Furthermore, it suggested this perceived inconvenience is a threat to brand reputation, while assistant commissioner Matthew Bambrick even suggested that “tap-and-go payments cost an average of nine cents less than cash payments.”
It followed separate ATO data that said just 20 per cent of customers continue to use cash when making purchases.
The ATO is currently on a targeted push to clean up the black economy and reduce tax avoidance.
However, its anti-cash views attracted criticism from the business community.
“For businesses that have a lot of small sales, the electronic fees can be quite high on a percentage basis. Credit cards instead of eftpos (electronic funds transfer at point of sale) is even higher. Then there is the cost of the equipment on top of that. If your average sale is $50, it's probably worth having; if it's $5, it probably is not,” one My Business reader commented.

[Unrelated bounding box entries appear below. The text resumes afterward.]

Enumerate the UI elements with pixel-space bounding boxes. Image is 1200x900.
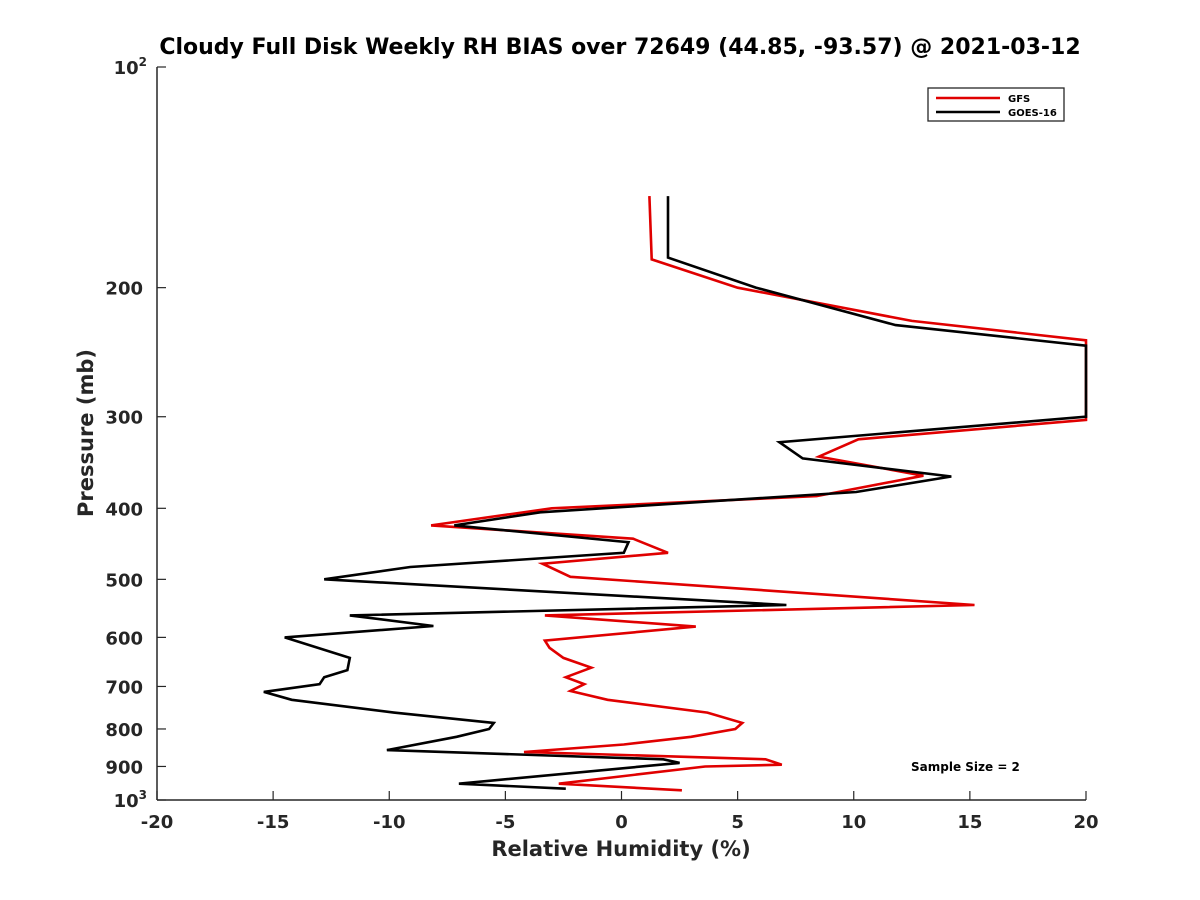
- legend-box: [927, 87, 1065, 122]
- y-axis-label: Pressure (mb): [74, 349, 98, 517]
- x-tick-label: 20: [1073, 812, 1098, 833]
- x-tick-label: 0: [615, 812, 628, 833]
- x-tick-label: 15: [957, 812, 982, 833]
- x-tick-label: -5: [495, 812, 515, 833]
- series-layer: [263, 196, 1088, 792]
- y-tick-label: 300: [105, 408, 143, 429]
- y-tick-label: 103: [114, 788, 147, 812]
- y-tick-label: 600: [105, 628, 143, 649]
- y-tick-label: 900: [105, 757, 143, 778]
- y-tick-label: 102: [114, 55, 147, 79]
- legend: GFS GOES-16: [927, 87, 1065, 122]
- x-tick-label: 10: [841, 812, 866, 833]
- series-line-gfs: [430, 196, 1088, 792]
- legend-label: GOES-16: [1008, 108, 1057, 119]
- x-axis-label: Relative Humidity (%): [491, 837, 750, 861]
- sample-size-annotation: Sample Size = 2: [911, 760, 1020, 774]
- y-tick-label: 700: [105, 677, 143, 698]
- y-tick-label: 200: [105, 279, 143, 300]
- legend-label: GFS: [1008, 94, 1030, 105]
- y-tick-label: 800: [105, 720, 143, 741]
- x-tick-label: -20: [141, 812, 174, 833]
- x-tick-label: -10: [373, 812, 406, 833]
- series-line-goes-16: [263, 196, 1088, 790]
- y-tick-label: 500: [105, 570, 143, 591]
- axes: -20 -15 -10 -5 0 5 10 15 20 102 200 300 400 500 600 700…: [105, 55, 1098, 833]
- x-tick-label: 5: [731, 812, 744, 833]
- chart-title: Cloudy Full Disk Weekly RH BIAS over 726…: [159, 35, 1080, 60]
- x-tick-label: -15: [257, 812, 290, 833]
- y-tick-label: 400: [105, 499, 143, 520]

“Besides, not everyone uses tap-and-go (security-wise, it is actually very poor – it’s added enormously to police time) and I have seen electronic payments take considerable time (not enough money on that card – try another one, got the PIN wrong or is that the PIN for the other card, etc.).”

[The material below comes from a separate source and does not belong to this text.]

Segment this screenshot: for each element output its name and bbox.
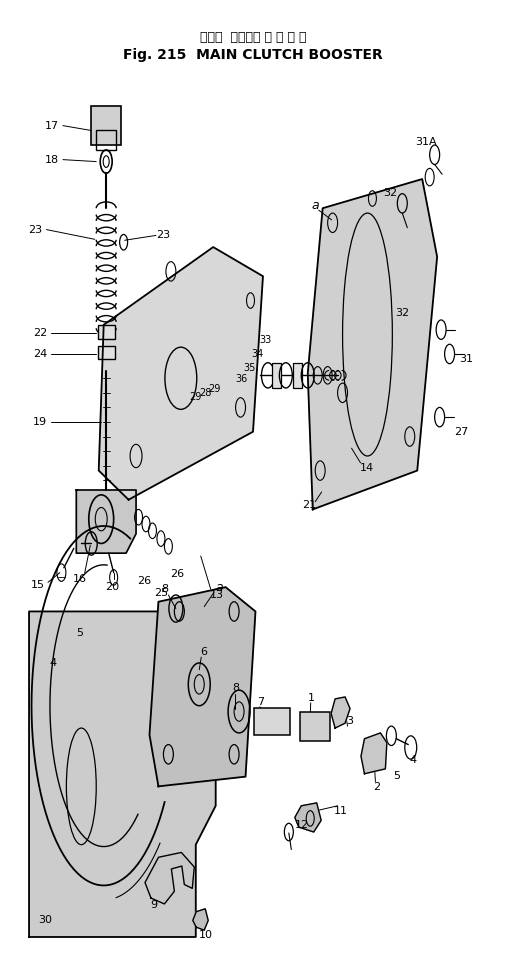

Another suggested that cash is more inconvenient for the tax office than it is for the general population, and agreed that electronic payments can be more expensive than the ATO claimed.

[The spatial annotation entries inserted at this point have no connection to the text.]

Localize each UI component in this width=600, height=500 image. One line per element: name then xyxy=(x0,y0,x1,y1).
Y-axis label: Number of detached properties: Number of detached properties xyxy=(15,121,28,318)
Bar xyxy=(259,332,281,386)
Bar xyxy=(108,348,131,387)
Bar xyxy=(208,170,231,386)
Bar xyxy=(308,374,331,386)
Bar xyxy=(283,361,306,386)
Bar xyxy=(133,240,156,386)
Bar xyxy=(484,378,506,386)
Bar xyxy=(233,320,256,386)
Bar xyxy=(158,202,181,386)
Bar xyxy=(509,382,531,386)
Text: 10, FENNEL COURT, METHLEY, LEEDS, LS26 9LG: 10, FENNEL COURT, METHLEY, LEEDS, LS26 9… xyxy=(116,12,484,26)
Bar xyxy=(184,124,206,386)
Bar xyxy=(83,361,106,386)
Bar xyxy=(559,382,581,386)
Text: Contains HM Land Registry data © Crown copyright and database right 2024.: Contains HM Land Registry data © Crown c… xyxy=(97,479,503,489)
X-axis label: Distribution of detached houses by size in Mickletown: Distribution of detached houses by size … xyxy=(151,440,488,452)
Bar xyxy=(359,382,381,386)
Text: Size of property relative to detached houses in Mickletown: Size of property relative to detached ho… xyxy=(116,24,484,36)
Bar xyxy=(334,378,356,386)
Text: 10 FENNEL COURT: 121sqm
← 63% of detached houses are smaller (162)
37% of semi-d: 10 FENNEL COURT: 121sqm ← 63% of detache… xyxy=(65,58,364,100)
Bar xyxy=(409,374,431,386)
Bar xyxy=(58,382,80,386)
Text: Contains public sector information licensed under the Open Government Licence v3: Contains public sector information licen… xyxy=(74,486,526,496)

“I also agree with the previous comment – electronic payments do not come cheap, and how they can be cheaper than cash as suggested by the ATO comment, I cannot see,” the reader said.
“It amazes me how the young of today use a card to buy a cup of coffee, something I would not dream of doing. And of course, tomorrow we will be lectured by the press as to how much our credit card debt is, and how we have to get it down or the country will go down the chute.
“I am happy paying cash, particularly for small non-business purchases, and will continue to do so.”
The views of business leaders have been backed up by a separate independent study by global payments firm NCR Corporation, which recently surveyed 5,000 Australians and 2,000 New Zealanders on their payment habits.
Its findings, published in the report Banking in Australia and New Zealand: At a digital crossroads, suggested that “cash is here to stay”.
NCR found that 66 of Australians of all ages continue to withdraw cash from ATMs at least once a month – even though half (51 per cent) are actively using their mobile banking apps each week.